L’approche de la chorégraphe rejoint également la notion de crip time, le temps des corps porteurs d’un handicap, comme on le découvre à l’occasion de la conversation entre les membres de la MonkeyMind Company et Mathilde François, vice-présidente de l’association Les Dévalideuses, organisée à la suite de l’atelier de danse. Lisi Estaras confirme que le travail qui a conduit à What We Can Do Together s’est construit dans l’écoute plutôt que dans la maîtrise, dans l’attention portée à l’autre, l’adaptation mutuelle et l’acceptation de temporalités plurielles.
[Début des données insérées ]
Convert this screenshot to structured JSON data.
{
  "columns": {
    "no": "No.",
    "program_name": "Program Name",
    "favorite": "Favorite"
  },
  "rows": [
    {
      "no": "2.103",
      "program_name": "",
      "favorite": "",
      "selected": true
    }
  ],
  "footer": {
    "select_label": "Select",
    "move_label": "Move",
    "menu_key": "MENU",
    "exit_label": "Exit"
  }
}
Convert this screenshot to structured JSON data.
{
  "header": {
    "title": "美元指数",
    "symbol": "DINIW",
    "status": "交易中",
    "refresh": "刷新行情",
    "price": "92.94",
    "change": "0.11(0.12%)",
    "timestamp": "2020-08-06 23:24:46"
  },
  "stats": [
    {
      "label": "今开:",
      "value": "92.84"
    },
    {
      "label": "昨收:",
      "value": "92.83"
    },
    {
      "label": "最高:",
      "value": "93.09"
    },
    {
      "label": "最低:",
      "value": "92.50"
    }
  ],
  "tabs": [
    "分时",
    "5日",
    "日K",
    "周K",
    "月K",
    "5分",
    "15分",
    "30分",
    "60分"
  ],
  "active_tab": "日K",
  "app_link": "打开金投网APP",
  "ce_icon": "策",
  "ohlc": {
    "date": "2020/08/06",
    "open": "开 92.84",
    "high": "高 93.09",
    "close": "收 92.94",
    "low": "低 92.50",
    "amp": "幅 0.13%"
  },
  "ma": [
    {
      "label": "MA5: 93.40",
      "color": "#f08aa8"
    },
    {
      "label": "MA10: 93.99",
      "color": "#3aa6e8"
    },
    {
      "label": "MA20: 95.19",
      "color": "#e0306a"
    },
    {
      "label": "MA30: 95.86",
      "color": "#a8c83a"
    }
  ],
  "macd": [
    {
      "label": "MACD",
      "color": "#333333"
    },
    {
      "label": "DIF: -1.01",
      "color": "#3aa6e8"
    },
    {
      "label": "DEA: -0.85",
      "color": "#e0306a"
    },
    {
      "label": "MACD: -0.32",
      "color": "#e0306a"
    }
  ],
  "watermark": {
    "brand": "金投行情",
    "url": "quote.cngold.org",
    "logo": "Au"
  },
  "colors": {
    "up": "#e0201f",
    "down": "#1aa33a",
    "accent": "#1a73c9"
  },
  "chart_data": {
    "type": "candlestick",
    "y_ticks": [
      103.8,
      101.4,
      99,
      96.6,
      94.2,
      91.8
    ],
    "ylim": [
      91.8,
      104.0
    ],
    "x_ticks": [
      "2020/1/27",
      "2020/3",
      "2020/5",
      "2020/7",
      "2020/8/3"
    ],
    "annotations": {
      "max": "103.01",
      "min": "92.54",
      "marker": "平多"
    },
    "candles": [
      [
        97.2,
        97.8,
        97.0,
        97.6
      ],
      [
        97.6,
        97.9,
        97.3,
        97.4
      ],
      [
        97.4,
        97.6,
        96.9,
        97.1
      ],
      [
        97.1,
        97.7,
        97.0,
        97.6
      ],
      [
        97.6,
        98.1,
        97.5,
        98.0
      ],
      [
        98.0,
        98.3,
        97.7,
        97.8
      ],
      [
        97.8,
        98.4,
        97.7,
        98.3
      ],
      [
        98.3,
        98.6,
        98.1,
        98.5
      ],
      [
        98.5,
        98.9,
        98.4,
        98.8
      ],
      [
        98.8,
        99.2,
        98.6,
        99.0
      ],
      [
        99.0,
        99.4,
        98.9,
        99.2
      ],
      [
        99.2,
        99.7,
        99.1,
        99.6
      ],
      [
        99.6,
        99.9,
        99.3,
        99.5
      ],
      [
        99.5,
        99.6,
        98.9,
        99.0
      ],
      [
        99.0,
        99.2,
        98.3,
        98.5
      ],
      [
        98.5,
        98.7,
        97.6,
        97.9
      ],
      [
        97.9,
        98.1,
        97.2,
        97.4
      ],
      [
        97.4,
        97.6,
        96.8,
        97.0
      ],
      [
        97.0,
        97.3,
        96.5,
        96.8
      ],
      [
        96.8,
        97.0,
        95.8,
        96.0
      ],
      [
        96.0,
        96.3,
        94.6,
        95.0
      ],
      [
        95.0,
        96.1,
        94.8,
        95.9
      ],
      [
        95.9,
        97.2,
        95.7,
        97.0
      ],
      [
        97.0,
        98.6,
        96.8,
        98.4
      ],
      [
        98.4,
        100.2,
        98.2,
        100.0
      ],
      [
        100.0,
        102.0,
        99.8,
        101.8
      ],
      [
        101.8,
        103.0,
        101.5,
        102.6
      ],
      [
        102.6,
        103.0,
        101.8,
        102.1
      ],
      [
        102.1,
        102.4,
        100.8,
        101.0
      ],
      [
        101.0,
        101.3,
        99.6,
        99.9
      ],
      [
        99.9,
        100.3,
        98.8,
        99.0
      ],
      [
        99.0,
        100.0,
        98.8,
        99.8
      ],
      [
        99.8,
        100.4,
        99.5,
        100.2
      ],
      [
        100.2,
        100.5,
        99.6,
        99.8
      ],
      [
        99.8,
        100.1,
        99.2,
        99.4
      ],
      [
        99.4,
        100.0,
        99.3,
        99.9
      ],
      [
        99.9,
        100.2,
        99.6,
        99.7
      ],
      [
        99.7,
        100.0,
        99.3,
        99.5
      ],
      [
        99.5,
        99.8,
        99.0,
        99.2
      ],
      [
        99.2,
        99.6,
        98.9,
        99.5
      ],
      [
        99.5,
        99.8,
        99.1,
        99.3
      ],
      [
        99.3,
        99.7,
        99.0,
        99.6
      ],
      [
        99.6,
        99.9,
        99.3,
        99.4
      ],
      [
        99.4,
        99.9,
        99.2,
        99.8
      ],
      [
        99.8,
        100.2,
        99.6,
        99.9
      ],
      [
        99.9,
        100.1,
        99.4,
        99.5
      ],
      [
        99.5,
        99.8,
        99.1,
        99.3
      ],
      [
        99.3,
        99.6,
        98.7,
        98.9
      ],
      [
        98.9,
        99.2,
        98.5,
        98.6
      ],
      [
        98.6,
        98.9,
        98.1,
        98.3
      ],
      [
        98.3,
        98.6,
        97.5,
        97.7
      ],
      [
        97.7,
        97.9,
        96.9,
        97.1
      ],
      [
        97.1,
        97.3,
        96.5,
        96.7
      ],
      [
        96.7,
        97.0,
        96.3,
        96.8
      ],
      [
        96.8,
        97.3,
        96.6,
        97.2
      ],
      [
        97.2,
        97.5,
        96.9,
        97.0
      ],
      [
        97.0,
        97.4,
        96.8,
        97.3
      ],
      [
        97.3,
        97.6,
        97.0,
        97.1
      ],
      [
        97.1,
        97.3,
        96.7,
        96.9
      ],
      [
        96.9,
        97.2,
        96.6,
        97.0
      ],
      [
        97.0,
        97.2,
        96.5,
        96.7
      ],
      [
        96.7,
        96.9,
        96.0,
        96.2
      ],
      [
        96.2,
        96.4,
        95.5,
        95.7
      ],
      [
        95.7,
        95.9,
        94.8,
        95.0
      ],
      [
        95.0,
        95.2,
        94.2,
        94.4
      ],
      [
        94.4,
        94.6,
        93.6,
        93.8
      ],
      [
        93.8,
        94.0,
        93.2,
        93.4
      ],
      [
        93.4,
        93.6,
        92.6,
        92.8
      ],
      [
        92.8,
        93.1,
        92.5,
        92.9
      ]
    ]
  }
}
Au rythme du crip time, les répétitions peuvent être organisées autrement ; les temps de repos deviennent partie intégrante du processus ; la chorégraphie s’écrit à partir des tempos propres à chaque interprète. Répéter, produire, tourner en ne prenant pas les normes de performance comme point de référence. Une manière alternative de penser les conditions de création. Un passionnant champ des possibles.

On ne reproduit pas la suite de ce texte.